Saat itu, Shafa dapat merasakan telinganya berdenging. Refleks tubuhnya pun membuat matanya membulat kaget.
"Maaf, aku tidak pernah bermaksud membawa Shafa dalam tanggung jawab besar mengasihi dua anakku. Tapi ridho Khansa hanya ia jatuhkan pada seorang Shafa. Maka mungkin hanya Shafa yang diinginkannya menggantikan posisinya, bukan yang lain. Dan saat ia masih hidup pun, Khansa... Khansa pernah memintaku menikahi adikmu." Adam berhenti sejenak. Ada untaian kesedihan di sana, yang sukar untuk disembunyikannya. "Aku mungkin tidak bisa menjamin kebahagiaan adikmu. Tapi insyaAllah aku bisa menjamin tanggung jawabku sebagai suami."

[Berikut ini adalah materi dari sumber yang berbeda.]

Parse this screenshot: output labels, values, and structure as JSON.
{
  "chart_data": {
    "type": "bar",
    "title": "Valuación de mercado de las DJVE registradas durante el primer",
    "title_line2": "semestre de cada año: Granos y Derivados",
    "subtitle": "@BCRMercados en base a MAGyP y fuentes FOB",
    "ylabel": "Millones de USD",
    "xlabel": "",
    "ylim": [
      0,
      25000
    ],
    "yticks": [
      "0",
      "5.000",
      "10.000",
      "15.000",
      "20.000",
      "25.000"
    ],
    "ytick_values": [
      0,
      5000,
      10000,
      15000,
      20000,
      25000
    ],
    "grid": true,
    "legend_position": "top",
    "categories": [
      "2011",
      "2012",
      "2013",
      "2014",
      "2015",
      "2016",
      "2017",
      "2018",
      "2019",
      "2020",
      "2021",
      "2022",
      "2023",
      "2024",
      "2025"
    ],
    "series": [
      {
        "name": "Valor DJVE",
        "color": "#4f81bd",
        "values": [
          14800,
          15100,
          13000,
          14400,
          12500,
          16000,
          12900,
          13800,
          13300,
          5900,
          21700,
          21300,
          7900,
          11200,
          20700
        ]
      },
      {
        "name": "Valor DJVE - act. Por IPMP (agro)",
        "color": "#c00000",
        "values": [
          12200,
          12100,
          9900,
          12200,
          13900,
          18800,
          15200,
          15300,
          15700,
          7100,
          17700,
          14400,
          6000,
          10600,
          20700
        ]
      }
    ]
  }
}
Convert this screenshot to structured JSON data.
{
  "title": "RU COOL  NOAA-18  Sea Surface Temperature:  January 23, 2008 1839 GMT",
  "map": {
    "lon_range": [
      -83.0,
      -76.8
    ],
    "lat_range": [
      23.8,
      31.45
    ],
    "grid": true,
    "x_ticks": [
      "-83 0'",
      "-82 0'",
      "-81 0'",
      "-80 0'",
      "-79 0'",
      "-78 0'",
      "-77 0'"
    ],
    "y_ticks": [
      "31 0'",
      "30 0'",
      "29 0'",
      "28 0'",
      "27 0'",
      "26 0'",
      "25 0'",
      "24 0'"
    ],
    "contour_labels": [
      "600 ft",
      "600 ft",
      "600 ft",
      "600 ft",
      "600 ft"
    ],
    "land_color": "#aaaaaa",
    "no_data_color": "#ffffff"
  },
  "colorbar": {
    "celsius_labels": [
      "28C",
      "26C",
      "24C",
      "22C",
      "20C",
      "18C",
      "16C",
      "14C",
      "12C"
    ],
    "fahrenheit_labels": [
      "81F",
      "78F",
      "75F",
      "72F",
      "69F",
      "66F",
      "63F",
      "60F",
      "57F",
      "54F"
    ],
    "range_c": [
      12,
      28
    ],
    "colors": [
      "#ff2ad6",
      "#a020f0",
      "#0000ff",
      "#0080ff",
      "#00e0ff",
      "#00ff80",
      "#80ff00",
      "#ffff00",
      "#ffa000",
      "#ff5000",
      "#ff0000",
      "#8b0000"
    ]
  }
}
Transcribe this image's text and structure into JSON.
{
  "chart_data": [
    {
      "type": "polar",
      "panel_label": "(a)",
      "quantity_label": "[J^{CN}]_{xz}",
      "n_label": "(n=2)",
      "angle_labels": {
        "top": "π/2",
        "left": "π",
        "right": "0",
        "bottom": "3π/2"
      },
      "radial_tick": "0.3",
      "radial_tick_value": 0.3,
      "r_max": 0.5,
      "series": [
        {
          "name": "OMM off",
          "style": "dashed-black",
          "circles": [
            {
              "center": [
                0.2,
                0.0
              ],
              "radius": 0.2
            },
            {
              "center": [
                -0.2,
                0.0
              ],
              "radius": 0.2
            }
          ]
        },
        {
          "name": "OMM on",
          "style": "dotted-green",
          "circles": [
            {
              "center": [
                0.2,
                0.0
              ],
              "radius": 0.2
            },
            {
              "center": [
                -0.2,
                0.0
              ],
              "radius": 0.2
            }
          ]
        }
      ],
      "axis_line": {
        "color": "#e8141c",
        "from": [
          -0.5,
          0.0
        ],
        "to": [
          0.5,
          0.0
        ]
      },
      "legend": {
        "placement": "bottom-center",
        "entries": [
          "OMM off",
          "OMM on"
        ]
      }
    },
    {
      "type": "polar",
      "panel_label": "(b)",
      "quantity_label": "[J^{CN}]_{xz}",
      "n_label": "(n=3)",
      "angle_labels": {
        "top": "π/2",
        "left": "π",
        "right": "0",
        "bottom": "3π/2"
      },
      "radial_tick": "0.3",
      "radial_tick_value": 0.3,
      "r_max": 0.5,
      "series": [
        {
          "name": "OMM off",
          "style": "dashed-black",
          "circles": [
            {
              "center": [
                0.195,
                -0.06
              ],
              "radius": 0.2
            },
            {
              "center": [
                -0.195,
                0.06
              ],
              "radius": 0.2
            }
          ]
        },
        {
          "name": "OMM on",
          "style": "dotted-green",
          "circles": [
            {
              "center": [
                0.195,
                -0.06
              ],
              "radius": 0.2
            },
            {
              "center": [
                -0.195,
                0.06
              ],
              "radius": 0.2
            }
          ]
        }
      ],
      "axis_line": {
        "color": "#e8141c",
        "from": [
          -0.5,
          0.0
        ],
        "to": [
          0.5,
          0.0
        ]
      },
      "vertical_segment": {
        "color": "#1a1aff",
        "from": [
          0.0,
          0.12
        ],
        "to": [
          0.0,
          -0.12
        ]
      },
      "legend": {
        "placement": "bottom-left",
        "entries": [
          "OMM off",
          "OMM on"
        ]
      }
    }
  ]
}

Shafa bergetar di balik dinding. Entah kenapa, lantai yang dipijaknya seperti tak simetris. Hingga ia pun jatuh terduduk, luruh, dalam ketidakseimbangan tubuhnya. Suara dua lelaki itu terlalu jelas untuk ditangkap indera dengarnya. Harusnya, biarlah ia menjadi orang yang tidak tahu apa-apa. Dan sekarang, harus bagaimana?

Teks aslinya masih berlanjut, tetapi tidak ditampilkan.